If your agency saves more emissions than a weekend traffic jam in Algonquin, you get on this list. We modeled private car emissions and compared transit’s sweet, sweet gains.

Code
emissions_avoided_by_size <- emissions_data |> 
  mutate(
    Gallons_Used = MILES / 25,
    CO2_if_cars = Gallons_Used * 19.6,
    Emissions_Avoided = CO2_if_cars - Total_CO2
  ) |>
  group_by(Agency_Size) |> 
  arrange(desc(Emissions_Avoided)) |> 
  slice(1) |> 
  ungroup() |> 
  select(Agency_Size, Agency, State, Emissions_Avoided)

gta_kable_style(emissions_avoided_by_size, caption = "🚗💨 Most Emissions Avoided by Transit Agencies (By Size)")
🚗💨 Most Emissions Avoided by Transit Agencies (By Size)
Agency_Size Agency State Emissions_Avoided
Large MTA New York City Transit NY 7519101389
Medium MTA Long Island Rail Road NY 1435350705
Small Hampton Jitney, Inc. NY 28931084
Code
ggplot(emissions_avoided_by_size, aes(x = Agency, y = 1, size = Emissions_Avoided, fill = Agency_Size)) +
  geom_point(shape = 21, color = "white", stroke = 1.5) +
  scale_size(range = c(15, 50), name = "Emissions Avoided (kg)") +
  scale_fill_manual(values = c("Large" = highlight_color, "Medium" = accent_color, "Small" = "#00FF95")) +
  labs(
    title = "🌐 Emissions Avoided by Transit Agencies",
    subtitle = "Each bubble scaled by kg of CO₂ avoided",
    x = NULL, y = NULL
  ) +
  theme_gta() +
  geom_text(aes(label = paste0(round(Emissions_Avoided / 1e6, 1), "M kg")), 
            vjust = -4, size = 4, color = "white")

🔌 Electrification Excellence (By Size)

Some agencies plugged in and never looked back.
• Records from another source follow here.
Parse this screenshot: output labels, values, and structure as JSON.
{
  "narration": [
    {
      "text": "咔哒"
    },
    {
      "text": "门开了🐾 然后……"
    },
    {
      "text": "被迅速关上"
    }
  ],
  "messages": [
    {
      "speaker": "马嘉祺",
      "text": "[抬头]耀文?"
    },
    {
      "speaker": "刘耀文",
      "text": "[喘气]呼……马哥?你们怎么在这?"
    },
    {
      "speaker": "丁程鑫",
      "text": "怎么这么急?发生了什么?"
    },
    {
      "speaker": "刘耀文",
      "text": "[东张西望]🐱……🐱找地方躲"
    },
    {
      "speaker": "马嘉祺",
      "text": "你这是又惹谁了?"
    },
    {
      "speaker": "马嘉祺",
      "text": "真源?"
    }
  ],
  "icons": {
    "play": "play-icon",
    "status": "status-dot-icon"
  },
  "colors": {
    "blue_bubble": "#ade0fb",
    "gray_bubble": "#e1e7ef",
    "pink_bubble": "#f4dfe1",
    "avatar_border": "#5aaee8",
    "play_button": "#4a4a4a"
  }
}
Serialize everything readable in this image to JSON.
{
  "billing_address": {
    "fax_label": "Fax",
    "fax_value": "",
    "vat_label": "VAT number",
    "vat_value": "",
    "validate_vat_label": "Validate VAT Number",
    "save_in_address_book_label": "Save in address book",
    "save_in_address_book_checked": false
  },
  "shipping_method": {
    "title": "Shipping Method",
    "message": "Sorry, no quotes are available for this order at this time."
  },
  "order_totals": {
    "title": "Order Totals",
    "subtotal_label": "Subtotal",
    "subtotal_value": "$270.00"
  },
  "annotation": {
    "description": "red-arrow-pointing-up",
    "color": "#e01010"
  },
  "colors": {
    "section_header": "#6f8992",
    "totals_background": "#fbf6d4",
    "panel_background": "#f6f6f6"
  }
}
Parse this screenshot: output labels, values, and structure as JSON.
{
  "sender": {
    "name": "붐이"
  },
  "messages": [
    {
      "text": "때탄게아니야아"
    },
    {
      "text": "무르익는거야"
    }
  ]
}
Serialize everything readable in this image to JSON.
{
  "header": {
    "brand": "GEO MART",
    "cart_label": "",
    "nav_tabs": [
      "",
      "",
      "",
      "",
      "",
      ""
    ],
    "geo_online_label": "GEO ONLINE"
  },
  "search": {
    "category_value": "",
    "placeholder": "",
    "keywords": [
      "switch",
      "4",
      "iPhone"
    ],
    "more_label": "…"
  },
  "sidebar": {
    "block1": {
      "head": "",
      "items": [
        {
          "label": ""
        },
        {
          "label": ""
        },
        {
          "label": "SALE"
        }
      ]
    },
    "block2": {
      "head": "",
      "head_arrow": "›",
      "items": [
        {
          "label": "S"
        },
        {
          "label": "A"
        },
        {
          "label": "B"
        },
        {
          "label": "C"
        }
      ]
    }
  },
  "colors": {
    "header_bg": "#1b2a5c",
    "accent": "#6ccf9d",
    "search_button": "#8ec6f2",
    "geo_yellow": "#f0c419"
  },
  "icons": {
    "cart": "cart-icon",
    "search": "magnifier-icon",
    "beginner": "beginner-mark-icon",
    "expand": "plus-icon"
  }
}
We honored those who rely most on electric power for CO₂ savings. Liberty City salutes your socket game. ⚡

Code
electrification_award_by_size <- emissions_data |> 
  mutate(Electric_Share = CO2_Electric / Total_CO2) |> 
  filter(!is.na(Electric_Share)) |> 
  group_by(Agency_Size) |> 
  arrange(desc(Electric_Share)) |> 
  slice(1) |> 
  ungroup() |> 
  select(Agency_Size, Agency, State, Electric_Share)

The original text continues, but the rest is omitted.